North Korea is also highly dependent on China for its oil imports. Should China choose to suspend its supply, this would mean the DPRK’s tanks, armored personnel carriers, trucks, and virtually all military and transportation sectors will grind to a halt.


Where does South Korea go from here?

South Korea is set to elect its next President on May 9th 2017 to replace ousted leader Park Geun-hye from the ruling conservative party. Park took a hardline stance against North Korea and was a strong proponent for the speedy deployment of THAAD. The front-runner to succeed Park is Moon Jae-in, a member from the Democratic Party, who advocates pursuing dialogue with North Korea rather than sanctions.

In the short run, South Korea has no choice but to rely on U.S. nuclear capability as a deterrence as it does not have its own. However, a patina of stability could be achieved if Moon decides to revert back to the ‘Sunshine Policy’ when dealing with the North. This idea was based on encouraging interaction between the two while also offering economic assistance to the North.

Based on past form, a thawing of relations between the two seem likelier under a left-wing government while confrontation and sanctions are part of the standard template for dealing with the regime under a right-wing one. Given the left-leaning Moon, we should expect a détente of sorts.

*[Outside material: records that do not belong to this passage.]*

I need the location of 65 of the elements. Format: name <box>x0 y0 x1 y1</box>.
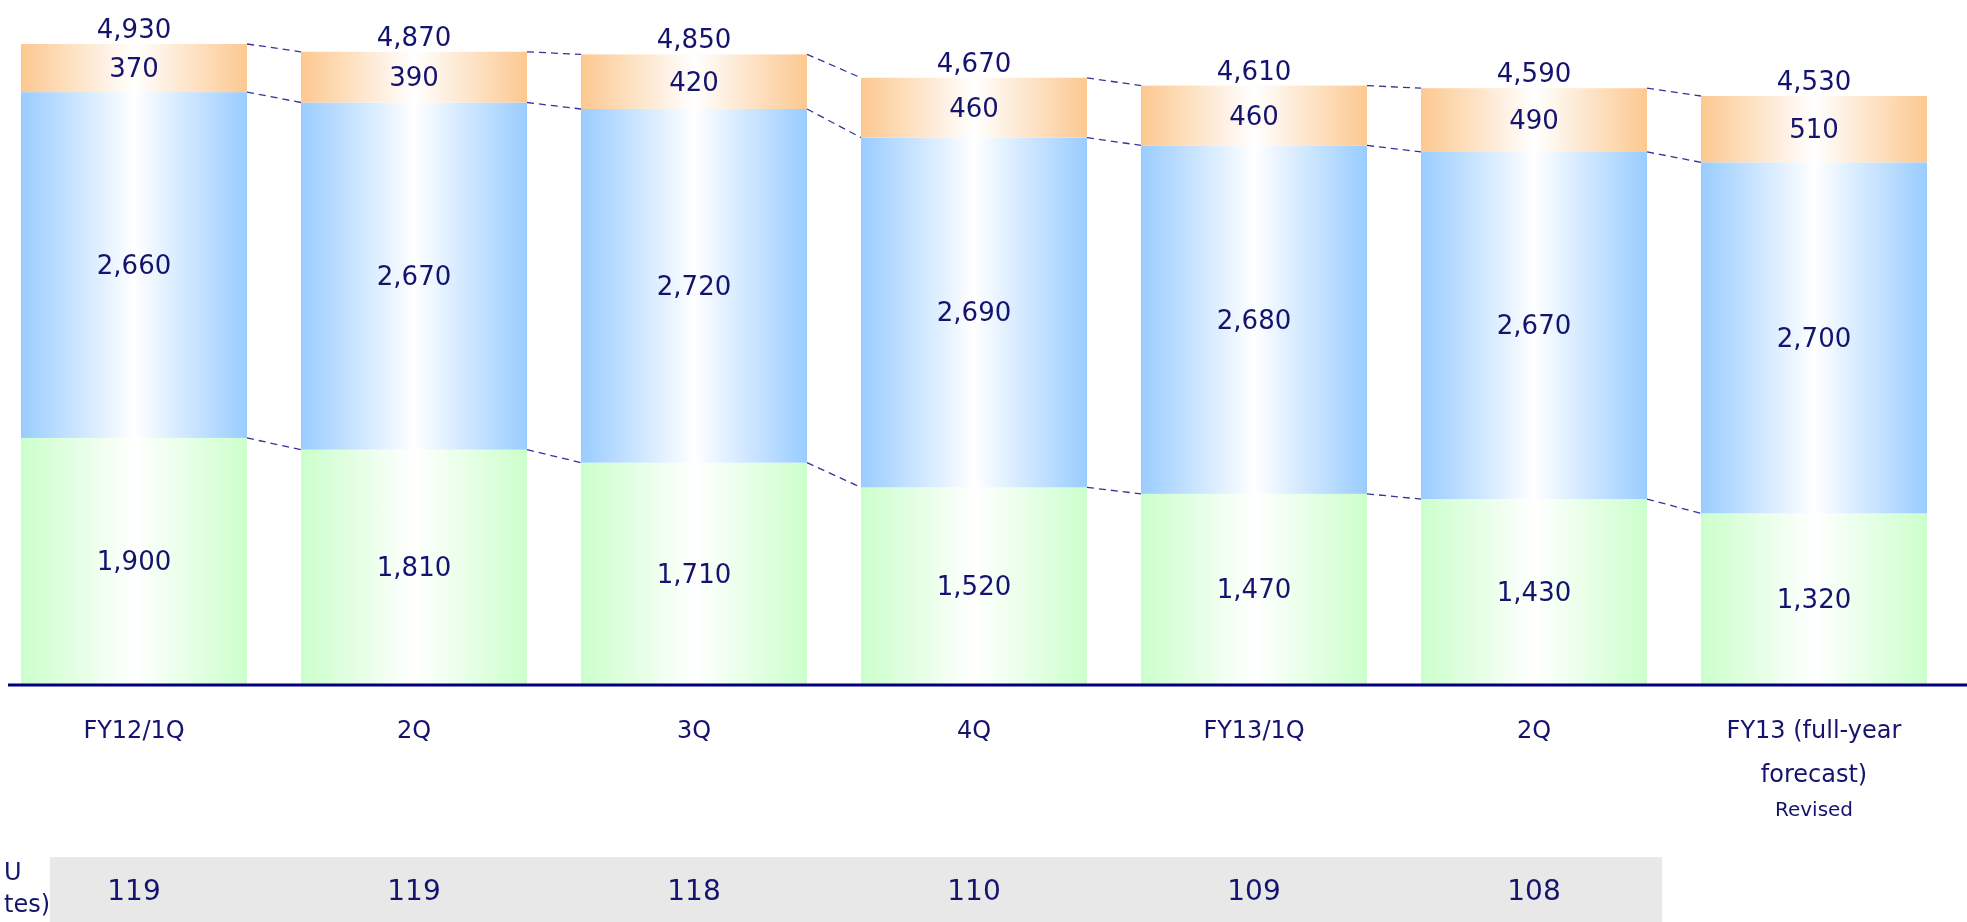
data-label: 390 <box>389 62 439 93</box>
data-label: 460 <box>1229 100 1279 131</box>
x-tick-label: FY12/1Q <box>83 716 185 744</box>
data-label: 2,690 <box>936 297 1012 328</box>
text: 109 <box>1227 874 1281 907</box>
bar <box>861 137 1087 488</box>
text: 118 <box>667 874 721 907</box>
bar <box>581 109 807 463</box>
total-label: 4,590 <box>1496 58 1572 89</box>
x-tick-label: FY13/1Q <box>1203 716 1305 744</box>
bar <box>1701 513 1927 685</box>
data-label: 1,520 <box>936 571 1012 602</box>
bar <box>301 51 527 103</box>
bar <box>581 54 807 110</box>
data-label: 1,470 <box>1216 574 1292 605</box>
data-label: 2,670 <box>1496 310 1572 341</box>
x-tick-label: 2Q <box>396 716 432 744</box>
data-label: 460 <box>949 92 999 123</box>
total-label: 4,850 <box>656 24 732 55</box>
bar <box>1421 499 1647 685</box>
text: U <box>4 858 22 886</box>
text: 119 <box>387 874 441 907</box>
data-label: 1,900 <box>96 546 172 577</box>
x-tick-label: 3Q <box>676 716 712 744</box>
bar <box>21 92 247 438</box>
bar <box>21 437 247 685</box>
text: 108 <box>1507 874 1561 907</box>
x-tick-label: 4Q <box>956 716 992 744</box>
bar <box>861 487 1087 685</box>
data-label: 2,700 <box>1776 322 1852 353</box>
bar <box>581 462 807 685</box>
data-label: 420 <box>669 66 719 97</box>
bar <box>301 102 527 450</box>
text: Revised <box>1774 797 1854 821</box>
total-label: 4,870 <box>376 21 452 52</box>
data-label: 2,670 <box>376 261 452 292</box>
bar <box>1141 85 1367 146</box>
data-label: 490 <box>1509 105 1559 136</box>
data-label: 1,710 <box>656 558 732 589</box>
bar <box>1421 151 1647 500</box>
x-tick-label: FY13 (full-year forecast) <box>1726 716 1902 788</box>
bar <box>1701 162 1927 514</box>
text: tes) <box>4 890 51 918</box>
data-label: 370 <box>109 53 159 84</box>
data-label: 2,720 <box>656 270 732 301</box>
bar <box>1141 145 1367 494</box>
data-label: 510 <box>1789 114 1839 145</box>
bar <box>1701 96 1927 163</box>
bar <box>861 77 1087 138</box>
bar <box>1141 493 1367 685</box>
data-label: 1,810 <box>376 552 452 583</box>
total-label: 4,930 <box>96 14 172 44</box>
bar <box>21 44 247 93</box>
x-tick-label: 2Q <box>1516 716 1552 744</box>
total-label: 4,610 <box>1216 55 1292 86</box>
total-label: 4,670 <box>936 47 1012 78</box>
bar <box>301 449 527 685</box>
text: 119 <box>107 874 161 907</box>
bar <box>1421 88 1647 152</box>
text: 110 <box>947 874 1001 907</box>
data-label: 2,680 <box>1216 304 1292 335</box>
data-label: 2,660 <box>96 250 172 281</box>
data-label: 1,430 <box>1496 577 1572 608</box>
data-label: 1,320 <box>1776 584 1852 615</box>
total-label: 4,530 <box>1776 66 1852 97</box>
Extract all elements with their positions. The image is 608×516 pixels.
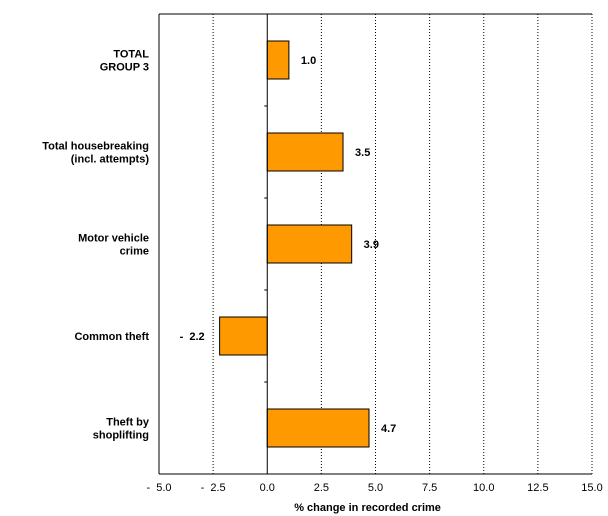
category-label: Motor vehicle crime xyxy=(78,233,149,258)
category-labels: TOTAL GROUP 3 Total housebreaking (incl. at… xyxy=(42,49,150,442)
bar xyxy=(266,40,290,80)
data-label: 1.0 xyxy=(301,55,316,67)
data-label: 4.7 xyxy=(381,423,396,435)
bar xyxy=(266,224,353,264)
x-tick-label: 2.5 xyxy=(314,482,329,494)
bar xyxy=(266,132,344,172)
x-tick-label: - 2.5 xyxy=(201,482,226,494)
x-axis-title: % change in recorded crime xyxy=(294,502,441,514)
x-tick-label: 0.0 xyxy=(260,482,275,494)
category-label: Common theft xyxy=(74,331,149,343)
data-label: 3.9 xyxy=(364,239,379,251)
x-tick-label: - 5.0 xyxy=(146,482,171,494)
data-labels: 1.0 3.5 3.9 - 2.2 4.7 xyxy=(180,55,397,435)
x-tick-label: 7.5 xyxy=(422,482,437,494)
data-label: 3.5 xyxy=(355,147,370,159)
data-label: - 2.2 xyxy=(180,331,205,343)
x-tick-labels: - 5.0 - 2.5 0.0 2.5 5.0 7.5 10.0 12.5 15.0 xyxy=(146,482,602,494)
x-tick-label: 10.0 xyxy=(473,482,494,494)
bars xyxy=(219,40,370,448)
category-label: Total housebreaking (incl. attempts) xyxy=(42,141,149,166)
bar xyxy=(219,316,268,356)
x-tick-label: 5.0 xyxy=(368,482,383,494)
x-tick-label: 15.0 xyxy=(581,482,602,494)
axes xyxy=(158,13,592,475)
x-tick-label: 12.5 xyxy=(527,482,548,494)
category-label: TOTAL GROUP 3 xyxy=(100,49,150,74)
bar xyxy=(266,408,370,448)
category-label: Theft by shoplifting xyxy=(93,417,150,442)
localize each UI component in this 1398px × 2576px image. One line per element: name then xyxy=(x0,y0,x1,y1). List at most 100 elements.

Moon has even suggested a review of the THAAD deployment arguing that any benefit from THAAD would be overtaken by China’s hostility towards it, making China less likely to lend their support to help manage Pyongyang.

Against this backdrop, investors can take advantage of short term opportunities which may open up due to near term impact on sentiment and profitability due to political developments, which can present good buying opportunities for PE. However, in the longer term we expect the base case is normalization back to the status quo.